HONOLULU – No two tournaments held in consecutive weeks in the same state have so little in common as Kapalua on Maui and the Sony Open on Oahu.

One is an elite field of 39 players, the other a full field of 144. The prize money this week is $7.9 million, compared with $15 million last week. The Plantation Course at Kapalua was built on a small mountain that requires players to get into vans twice to reach the next tee. The other is a flat walk along the ocean and royal palms.

“I think guys who play Kapalua also enjoy coming here with an easier walk around the golf course,” said Adam Scott, among 19 players from Kapalua who are playing the Sony Open. “It feels like a little calmer week than tackling that mountain over there.”

One big difference — and a key point going forward on the PGA Tour — is that roughly half the field will be going home on Friday.

Cuts have been an integral part of the meritocracy that golf allows, dating back decades. There was time when getting to the weekend was one thing; players had to finish among the top 25 or so just to get paid.

At question is what the PGA Tour will look like going forward. This year is all about designated events and $20 million purses, a response to Saudi-backed LIV Golf. The work in progress is 2024 and beyond, and one topic is limited fields for the elite players and whether there should be a cut.

LIV Golf is only 54 holes with no cut, and it's one reason the anti-LIV crowd sneers at the rival league as a little more than an exhibition.

PGA Tour Commissioner Jay Monahan said last week, “I've always felt a cut was important to the sport.”

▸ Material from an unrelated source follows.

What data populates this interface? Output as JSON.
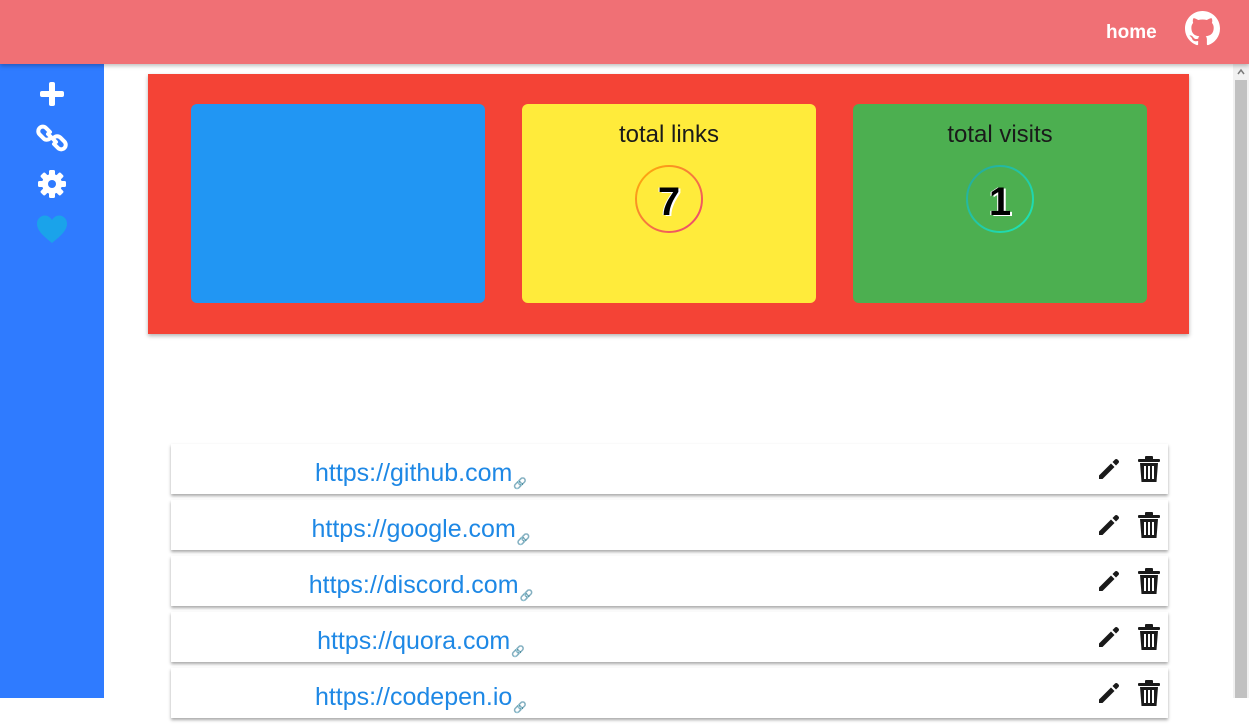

Scott, for one, said he can make arguments for both sides, and that it depends on the ultimate goal for the PGA Tour's competition structure and whether a cut is needed.

“That's a hard thing in a membership organization. There are hundreds of opinions getting thrown around. You're not going to please everyone,” Scott said. “We have to decide what we want to be.”

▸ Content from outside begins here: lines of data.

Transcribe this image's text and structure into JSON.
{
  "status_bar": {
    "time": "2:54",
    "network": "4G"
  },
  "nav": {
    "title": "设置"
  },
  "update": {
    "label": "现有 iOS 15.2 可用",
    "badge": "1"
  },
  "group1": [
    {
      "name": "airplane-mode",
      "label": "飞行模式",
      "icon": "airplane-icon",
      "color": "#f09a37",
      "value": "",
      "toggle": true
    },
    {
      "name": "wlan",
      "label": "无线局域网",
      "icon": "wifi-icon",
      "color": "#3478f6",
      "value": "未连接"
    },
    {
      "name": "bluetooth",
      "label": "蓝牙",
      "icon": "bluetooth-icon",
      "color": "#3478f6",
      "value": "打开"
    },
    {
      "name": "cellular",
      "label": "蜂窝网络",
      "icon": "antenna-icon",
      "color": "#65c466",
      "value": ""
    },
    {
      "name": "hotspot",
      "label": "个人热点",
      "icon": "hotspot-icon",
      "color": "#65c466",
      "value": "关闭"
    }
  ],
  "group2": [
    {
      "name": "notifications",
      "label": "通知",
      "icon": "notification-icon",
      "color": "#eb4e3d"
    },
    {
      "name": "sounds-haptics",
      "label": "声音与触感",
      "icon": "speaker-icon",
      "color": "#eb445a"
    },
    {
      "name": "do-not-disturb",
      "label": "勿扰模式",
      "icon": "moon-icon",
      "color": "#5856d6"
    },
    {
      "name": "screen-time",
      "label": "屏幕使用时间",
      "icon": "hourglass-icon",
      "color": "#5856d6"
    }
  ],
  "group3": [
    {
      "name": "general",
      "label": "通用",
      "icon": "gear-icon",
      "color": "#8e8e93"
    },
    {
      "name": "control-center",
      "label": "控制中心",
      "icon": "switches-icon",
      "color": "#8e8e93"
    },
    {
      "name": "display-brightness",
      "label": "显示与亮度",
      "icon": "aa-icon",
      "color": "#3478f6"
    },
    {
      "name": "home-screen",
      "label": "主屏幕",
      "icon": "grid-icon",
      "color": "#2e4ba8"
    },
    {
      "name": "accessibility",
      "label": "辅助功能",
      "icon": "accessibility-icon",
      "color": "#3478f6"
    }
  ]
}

He referenced a comment from Tiger Woods on preferring “pure competition,” and Scott said he sits on that side of the fence.

Pure competition?

“I think he means a cut and more traditional golf,” Scott said. “That's fine. But then you've got to structure a lot of things around that and go down that path. I think compromise in trying to please everyone is not going to be the best answer.”

One of the records deemed untouchable is Woods making 142 consecutive cuts on the PGA Tour from February 1998 through May 2005. Some two dozen of those tournaments, such as the Tournament of Champions or the Tour Championship or the Match Play, did not have a cut.

Woods also won 18 World Golf Championships, which had limited fields of golf's best from around the world and no 36-hole cut.

Now consider the breakdown.

Overall, Woods had a winning percentage on the PGA Tour of 17%, an astounding rate for his era. He won 40% of the World Golf Championships he played, 21% of regular PGA Tour events (including 23 that had no cut) and 17% of the majors he played.

Overall, for no-cut events — WGCs, Tour Championship, Kapalua — he won 34% of them. Were they harder or easier to win?

“It's hard to argue with the quality of the field,” Scott said.

Jordan Spieth also can see both sides of the equation. He is actively involved in the discussions of what the PGA Tour will look like going forward.

Spieth is trying to find a good balance for his schedule and opted for the Sony Open over the Farmers Insurance Open. He loves both events, but said “I can't figure out how to make the cut in January” at Torrey Pines.

Spieth had one eye on fans who wanted to come watch their favorite players and would know for certain the stars would be there all four days.

“But at the same time, the professional golf that we’ve been playing for all this time — 80% of the tournaments that I’ve played in, maybe more — have had cuts, and you have to play well, he said.

“Obviously, the conversation with LIV ... we should be doing what's best for our tour and forget about the consequences and any reaction that would cause elsewhere.”

For now, the objective for Spieth, defending champion Hideki Matsuyama and everyone else is to get to the weekend in Hawaii and still have to work.